There will come a point in the summer however when nations start to trade their way out of difficulty. And once they do that, our ability to carry on printing money just the same pretty much ends, because if we are just printing money when nobody else is, that’s when you get hyper inflation. So when everyone else - who is leaving lockdown earlier than we are - stop printing money, we really need to stop too. When that happens, and the government can’t prop the economy up any further with freshly printed cash, we will have to trade our way out of trouble like everyone else.
Our ability to do that is limited for two reasons. One, we have chosen to walk away from unlimited access to the largest trading bloc in the world. Two, we have made our economy so heavily dependent on the services sector that we will be hurt by what is now inevitable, namely that a lot of manufacturers will be cutting back on costs that involve reliance on the services sector. (Eg sending executives on business trips will be replaced by more zoom meetings, so less business for hotels, restaurants etc).
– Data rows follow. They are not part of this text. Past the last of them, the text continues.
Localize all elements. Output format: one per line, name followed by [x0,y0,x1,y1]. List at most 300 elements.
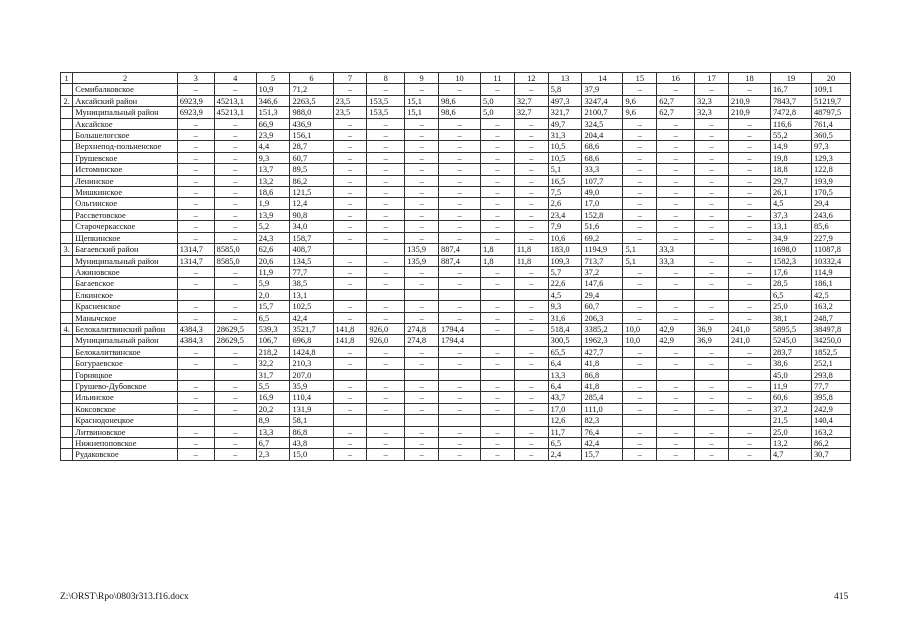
value-cell: – [695,84,729,95]
value-cell: 43,7 [548,392,582,403]
value-cell: – [481,449,515,460]
value-cell: – [514,403,548,414]
value-cell: – [177,278,214,289]
value-cell: – [481,358,515,369]
territory-name: Ольгинское [73,198,178,209]
value-cell: 15,7 [256,301,290,312]
value-cell: – [481,198,515,209]
value-cell: – [481,392,515,403]
value-cell: 10,0 [623,335,657,346]
value-cell: 4,5 [770,198,811,209]
value-cell: 210,9 [728,107,770,118]
value-cell: 11,9 [770,380,811,391]
value-cell: – [695,152,729,163]
value-cell: 274,8 [405,323,439,334]
value-cell: – [728,187,770,198]
value-cell: 183,0 [548,244,582,255]
value-cell: – [177,175,214,186]
value-cell: – [177,164,214,175]
value-cell: – [367,164,405,175]
table-row [61,358,851,369]
value-cell: – [695,392,729,403]
value-cell: – [333,152,367,163]
value-cell: 109,1 [811,84,850,95]
value-cell: – [481,118,515,129]
value-cell: 926,0 [367,335,405,346]
value-cell [728,289,770,300]
table-row [61,301,851,312]
value-cell: – [405,84,439,95]
value-cell: 62,6 [256,244,290,255]
value-cell: 65,5 [548,346,582,357]
value-cell: 6923,9 [177,95,214,106]
value-cell: – [405,449,439,460]
value-cell: 1424,8 [290,346,333,357]
territory-name: Манычское [73,312,178,323]
value-cell: 1582,3 [770,255,811,266]
value-cell: – [623,152,657,163]
value-cell [439,369,481,380]
value-cell: 60,6 [770,392,811,403]
value-cell: – [333,209,367,220]
territory-name: Ильинское [73,392,178,403]
row-index [61,164,73,175]
value-cell: 170,5 [811,187,850,198]
territory-name: Истоминское [73,164,178,175]
value-cell: 7,9 [548,221,582,232]
value-cell: – [481,232,515,243]
value-cell: – [623,175,657,186]
value-cell: – [439,301,481,312]
value-cell: 18,8 [770,164,811,175]
value-cell: 163,2 [811,426,850,437]
value-cell: 14,9 [770,141,811,152]
value-cell: 11,9 [256,266,290,277]
value-cell: – [333,141,367,152]
value-cell: – [405,392,439,403]
value-cell: 31,6 [548,312,582,323]
territory-name: Муниципальный район [73,255,178,266]
value-cell: 1698,0 [770,244,811,255]
value-cell: – [439,221,481,232]
value-cell: 86,2 [811,438,850,449]
value-cell: – [214,221,256,232]
row-index [61,369,73,380]
value-cell: 11087,8 [811,244,850,255]
value-cell: 156,1 [290,130,333,141]
value-cell: – [333,312,367,323]
value-cell [405,415,439,426]
value-cell: – [623,266,657,277]
value-cell: 2263,5 [290,95,333,106]
value-cell: – [177,426,214,437]
value-cell: – [367,301,405,312]
value-cell: 218,2 [256,346,290,357]
value-cell: 76,4 [582,426,623,437]
value-cell: – [623,346,657,357]
value-cell: – [214,312,256,323]
value-cell: 210,3 [290,358,333,369]
value-cell: 37,2 [582,266,623,277]
value-cell: – [367,209,405,220]
value-cell: – [481,221,515,232]
value-cell: 89,5 [290,164,333,175]
column-number: 4 [214,73,256,84]
value-cell: 151,3 [256,107,290,118]
value-cell: 42,5 [811,289,850,300]
value-cell: – [367,266,405,277]
value-cell: 887,4 [439,255,481,266]
value-cell: 15,7 [582,449,623,460]
value-cell: – [514,164,548,175]
value-cell: 152,8 [582,209,623,220]
value-cell [728,369,770,380]
value-cell: – [623,84,657,95]
value-cell: 111,0 [582,403,623,414]
value-cell: – [367,312,405,323]
value-cell: – [728,449,770,460]
value-cell: 121,5 [290,187,333,198]
row-index [61,187,73,198]
value-cell: 42,9 [657,323,695,334]
value-cell: – [214,438,256,449]
value-cell: 16,5 [548,175,582,186]
value-cell: – [695,232,729,243]
value-cell: 29,4 [811,198,850,209]
value-cell: 9,6 [623,95,657,106]
value-cell: – [695,164,729,175]
column-number-row [61,73,851,84]
value-cell: – [439,84,481,95]
value-cell: 22,6 [548,278,582,289]
value-cell: 141,8 [333,335,367,346]
value-cell: 49,7 [548,118,582,129]
value-cell: – [514,187,548,198]
value-cell: – [405,403,439,414]
value-cell: – [481,152,515,163]
value-cell: 13,9 [256,209,290,220]
value-cell: – [439,449,481,460]
value-cell: – [481,175,515,186]
value-cell: 243,6 [811,209,850,220]
value-cell: – [481,301,515,312]
row-index [61,209,73,220]
value-cell [695,415,729,426]
value-cell: – [405,346,439,357]
row-index [61,232,73,243]
value-cell: – [623,312,657,323]
value-cell: 77,7 [811,380,850,391]
value-cell: – [439,175,481,186]
value-cell [657,415,695,426]
value-cell: – [367,449,405,460]
row-index [61,141,73,152]
value-cell: 140,4 [811,415,850,426]
value-cell: 5,1 [548,164,582,175]
value-cell: – [623,209,657,220]
value-cell [367,415,405,426]
value-cell: – [623,187,657,198]
value-cell: 8585,0 [214,244,256,255]
table-row [61,221,851,232]
value-cell: 37,9 [582,84,623,95]
value-cell: – [728,346,770,357]
value-cell: 28629,5 [214,323,256,334]
value-cell: – [728,380,770,391]
table-row [61,392,851,403]
value-cell: – [514,312,548,323]
value-cell: – [214,278,256,289]
row-index [61,198,73,209]
value-cell: 62,7 [657,107,695,118]
value-cell: – [481,346,515,357]
value-cell: – [439,346,481,357]
value-cell: 1962,3 [582,335,623,346]
value-cell: – [623,232,657,243]
value-cell: 10,5 [548,152,582,163]
value-cell: 106,7 [256,335,290,346]
value-cell: 1314,7 [177,244,214,255]
value-cell: – [214,209,256,220]
value-cell: – [214,266,256,277]
value-cell: – [405,187,439,198]
value-cell [177,289,214,300]
value-cell: – [405,164,439,175]
value-cell: – [728,152,770,163]
value-cell: – [214,130,256,141]
value-cell: 153,5 [367,95,405,106]
value-cell: – [695,278,729,289]
value-cell: 26,1 [770,187,811,198]
value-cell: – [728,278,770,289]
value-cell: – [695,380,729,391]
value-cell: 12,6 [548,415,582,426]
value-cell: 926,0 [367,323,405,334]
value-cell: – [728,221,770,232]
row-index [61,301,73,312]
value-cell: 42,9 [657,335,695,346]
value-cell [657,289,695,300]
value-cell: – [728,358,770,369]
value-cell: 134,5 [290,255,333,266]
row-index [61,403,73,414]
value-cell: 16,9 [256,392,290,403]
value-cell: – [405,232,439,243]
value-cell: 6923,9 [177,107,214,118]
value-cell: – [481,438,515,449]
table-row [61,289,851,300]
value-cell: – [439,198,481,209]
value-cell: – [623,380,657,391]
value-cell: 17,6 [770,266,811,277]
value-cell: – [514,323,548,334]
row-index [61,415,73,426]
value-cell: – [214,346,256,357]
value-cell: 109,3 [548,255,582,266]
value-cell: 1794,4 [439,335,481,346]
value-cell: 10,9 [256,84,290,95]
value-cell: – [623,301,657,312]
value-cell: 16,7 [770,84,811,95]
value-cell: – [623,449,657,460]
value-cell: 5,0 [481,107,515,118]
value-cell: 129,3 [811,152,850,163]
value-cell: – [728,209,770,220]
value-cell: 69,2 [582,232,623,243]
value-cell: 25,0 [770,301,811,312]
territory-name: Муниципальный район [73,335,178,346]
value-cell: 131,9 [290,403,333,414]
row-index: 3. [61,244,73,255]
value-cell: – [214,141,256,152]
value-cell: – [405,426,439,437]
value-cell: – [177,312,214,323]
value-cell: – [623,164,657,175]
value-cell: – [481,380,515,391]
value-cell: – [439,232,481,243]
value-cell: – [405,175,439,186]
table-row [61,95,851,106]
value-cell: 45213,1 [214,107,256,118]
value-cell: – [177,84,214,95]
table-row [61,232,851,243]
value-cell: – [214,198,256,209]
territory-name: Аксайское [73,118,178,129]
value-cell: 31,3 [548,130,582,141]
row-index [61,438,73,449]
value-cell: – [405,301,439,312]
value-cell: – [439,438,481,449]
value-cell: 37,3 [770,209,811,220]
value-cell: 15,0 [290,449,333,460]
value-cell: 6,7 [256,438,290,449]
value-cell: – [623,221,657,232]
value-cell [177,415,214,426]
value-cell: 13,3 [548,369,582,380]
value-cell [405,369,439,380]
value-cell [333,244,367,255]
value-cell: 436,9 [290,118,333,129]
value-cell: – [657,266,695,277]
statistics-table [60,72,851,461]
value-cell: – [623,198,657,209]
value-cell: – [333,380,367,391]
territory-name: Верхнепод-польненское [73,141,178,152]
table-row [61,403,851,414]
value-cell: 13,1 [290,289,333,300]
value-cell: – [439,152,481,163]
territory-name: Муниципальный район [73,107,178,118]
value-cell: 3385,2 [582,323,623,334]
value-cell: – [514,141,548,152]
value-cell: – [439,141,481,152]
value-cell: 153,5 [367,107,405,118]
value-cell: 7843,7 [770,95,811,106]
value-cell: – [367,426,405,437]
value-cell: – [367,403,405,414]
value-cell: 77,7 [290,266,333,277]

Now the civil service isn’t stupid. They know we face a massiveLy difficult period ahead, and we’re going to need trade deals. Far more, in fact, than the EU and the USA will do. So we are negotiating from positions of clear weakness, we know that and they know that. To them, a trade deal with the UK will be welcome, but not essential. We, by contrast, are pretty much fucked without FTAs. So I suspect we will end up doing a deal with the EU, for instance, rather than leave on WTO terms, but it won’t be pretty.
TLDR: they’ve got us by the balls. The long term damage to our economy is structural.
But you and I don’t matter, mate. There are people reading this exchange who have no concept whatsoever on how the next 12-18months will affect their life, their careers and their public services. They cannot make the connection between proximity and trade.
A recession is a newspaper headline to them as long as they keep their jobs.
They have their Brexit government now and to
admit that they are incompetent is to admit that they were duped. They aren’t going to
do it. They’ll double down on every lie and be quite happy being gaslit for years.